In many cities in the US, poor Black and Brown people must deal with issues of prevalent violence and the trauma that results from that violence. In response, many community members start their own organizations with the goal of alleviating these problems. This website highlights the efforts of some of those organizations in Baltimore, Chicago, and Oakland.
But first, let’s define trauma.
What does it mean?
In an article published in Social Science Computer Review, trauma is defined as, “considerable and persistent cognitive, emotional, and behavioral challenges in response to a traumatic event.” Traumatic events include “child abuse and neglect, sexual abuse and/or witnessed domestic violence, community violence, medical trauma, traumatic loss, and natural disasters.”1
In Chicago, Baltimore, and Oakland, as in many other communities in the country, children and others are exposed to various types of traumatic events, from abuse and neglect to violence in their communities. The challenges they face as a result of being exposed to traumatic events is considered trauma.
Where does the problem exist?
Almost anyone in any city or town may be exposed to traumatic events, such as car accidents. But in cities such as Baltimore, Chicago, and Oakland, hundreds of people are exposed to or become victims of violent acts. These acts may include beatings, shootings, or domestic violence. While these problems exist outside of inner city communities, this website will explore these problems in relation to poor Black and Brown communities in cities.
How do trauma and violence disrupt learning?
For children, constantly being exposed to violent acts and trauma can lead to difficulties focusing in school, difficulties understanding emotions, and struggles to find positive outlets for their emotions.
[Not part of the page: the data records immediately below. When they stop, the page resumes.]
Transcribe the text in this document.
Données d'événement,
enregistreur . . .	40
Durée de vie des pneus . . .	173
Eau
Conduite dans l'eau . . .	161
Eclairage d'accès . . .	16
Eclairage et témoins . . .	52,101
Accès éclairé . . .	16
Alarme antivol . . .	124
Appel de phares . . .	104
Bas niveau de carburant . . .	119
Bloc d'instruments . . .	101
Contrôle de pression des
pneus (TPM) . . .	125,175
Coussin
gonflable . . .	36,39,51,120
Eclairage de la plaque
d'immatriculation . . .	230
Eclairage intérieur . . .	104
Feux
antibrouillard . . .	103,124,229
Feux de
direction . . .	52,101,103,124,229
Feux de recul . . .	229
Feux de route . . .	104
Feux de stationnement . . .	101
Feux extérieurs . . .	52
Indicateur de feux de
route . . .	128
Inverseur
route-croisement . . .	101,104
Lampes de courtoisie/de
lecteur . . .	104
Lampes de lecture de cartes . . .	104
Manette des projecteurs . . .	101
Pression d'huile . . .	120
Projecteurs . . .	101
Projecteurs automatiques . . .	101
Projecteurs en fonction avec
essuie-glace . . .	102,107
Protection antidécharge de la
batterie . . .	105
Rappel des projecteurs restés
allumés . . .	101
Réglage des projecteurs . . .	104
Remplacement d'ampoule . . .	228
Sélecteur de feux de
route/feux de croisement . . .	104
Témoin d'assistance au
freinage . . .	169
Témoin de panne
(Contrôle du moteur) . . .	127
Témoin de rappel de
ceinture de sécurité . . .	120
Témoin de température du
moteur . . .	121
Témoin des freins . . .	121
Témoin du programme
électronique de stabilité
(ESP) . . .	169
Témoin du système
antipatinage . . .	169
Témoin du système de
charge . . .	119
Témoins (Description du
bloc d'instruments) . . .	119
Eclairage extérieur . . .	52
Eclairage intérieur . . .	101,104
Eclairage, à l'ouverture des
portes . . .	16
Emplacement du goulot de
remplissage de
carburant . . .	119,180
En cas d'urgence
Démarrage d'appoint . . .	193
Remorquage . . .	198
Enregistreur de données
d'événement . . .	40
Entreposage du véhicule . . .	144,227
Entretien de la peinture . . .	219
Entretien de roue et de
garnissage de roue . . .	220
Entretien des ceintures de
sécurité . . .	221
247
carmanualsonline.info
But trauma and violence can affect adults in many of the same ways it affects children. Just as young children may struggle with staying focused and handling their emotions, adults may face the same challenges. Adults, like children, may also have problems making decisions and connecting to the people around them.
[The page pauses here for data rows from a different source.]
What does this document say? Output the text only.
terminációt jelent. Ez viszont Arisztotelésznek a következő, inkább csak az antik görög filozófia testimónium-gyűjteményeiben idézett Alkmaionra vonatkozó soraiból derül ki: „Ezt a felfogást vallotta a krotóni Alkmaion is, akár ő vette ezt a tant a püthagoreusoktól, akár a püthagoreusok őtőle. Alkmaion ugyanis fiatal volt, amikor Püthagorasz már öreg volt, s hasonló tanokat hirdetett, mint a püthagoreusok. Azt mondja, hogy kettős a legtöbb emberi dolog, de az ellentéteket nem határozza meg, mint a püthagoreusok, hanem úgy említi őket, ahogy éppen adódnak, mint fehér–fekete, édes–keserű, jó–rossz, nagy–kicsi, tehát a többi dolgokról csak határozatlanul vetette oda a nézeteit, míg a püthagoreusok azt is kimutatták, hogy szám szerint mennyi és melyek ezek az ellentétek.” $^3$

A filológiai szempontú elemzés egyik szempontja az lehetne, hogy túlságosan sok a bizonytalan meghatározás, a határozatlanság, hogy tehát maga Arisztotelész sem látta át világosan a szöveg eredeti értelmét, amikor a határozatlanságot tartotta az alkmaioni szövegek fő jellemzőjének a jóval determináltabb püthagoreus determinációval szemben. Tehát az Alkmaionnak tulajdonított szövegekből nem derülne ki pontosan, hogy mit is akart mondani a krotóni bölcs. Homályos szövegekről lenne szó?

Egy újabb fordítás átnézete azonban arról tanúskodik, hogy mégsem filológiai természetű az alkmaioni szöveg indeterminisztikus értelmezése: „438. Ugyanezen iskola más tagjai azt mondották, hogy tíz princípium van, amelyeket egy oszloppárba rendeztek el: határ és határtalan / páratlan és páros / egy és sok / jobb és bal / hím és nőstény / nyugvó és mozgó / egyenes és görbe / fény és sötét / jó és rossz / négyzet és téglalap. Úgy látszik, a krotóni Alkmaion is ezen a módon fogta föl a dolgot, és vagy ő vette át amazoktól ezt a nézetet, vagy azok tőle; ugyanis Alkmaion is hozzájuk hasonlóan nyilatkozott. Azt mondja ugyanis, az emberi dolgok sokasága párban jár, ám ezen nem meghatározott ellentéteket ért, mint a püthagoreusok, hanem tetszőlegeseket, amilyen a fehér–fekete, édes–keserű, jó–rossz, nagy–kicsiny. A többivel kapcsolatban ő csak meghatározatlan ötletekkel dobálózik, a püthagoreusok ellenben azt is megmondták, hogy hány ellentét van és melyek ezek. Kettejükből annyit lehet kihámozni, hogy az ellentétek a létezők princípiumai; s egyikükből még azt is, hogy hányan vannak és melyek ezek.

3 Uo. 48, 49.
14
Children and adults who’ve been exposed to violence and trauma for long amounts of time may be more likely to perpetuate cycles of violence as they grapple with the aforementioned challenges.
How can the issues of violence and trauma be alleviated?
Many grassroots organizers in cities have proven that teaching community members how to cope with trauma and break the cycle of violence can help ease these same problems. From creating mentoring programs to providing spaces for youth to engage in positive activities, various organizations in Baltimore, Chicago, Oakland, and other cities are working to prevent more violence and trauma from infecting their communities.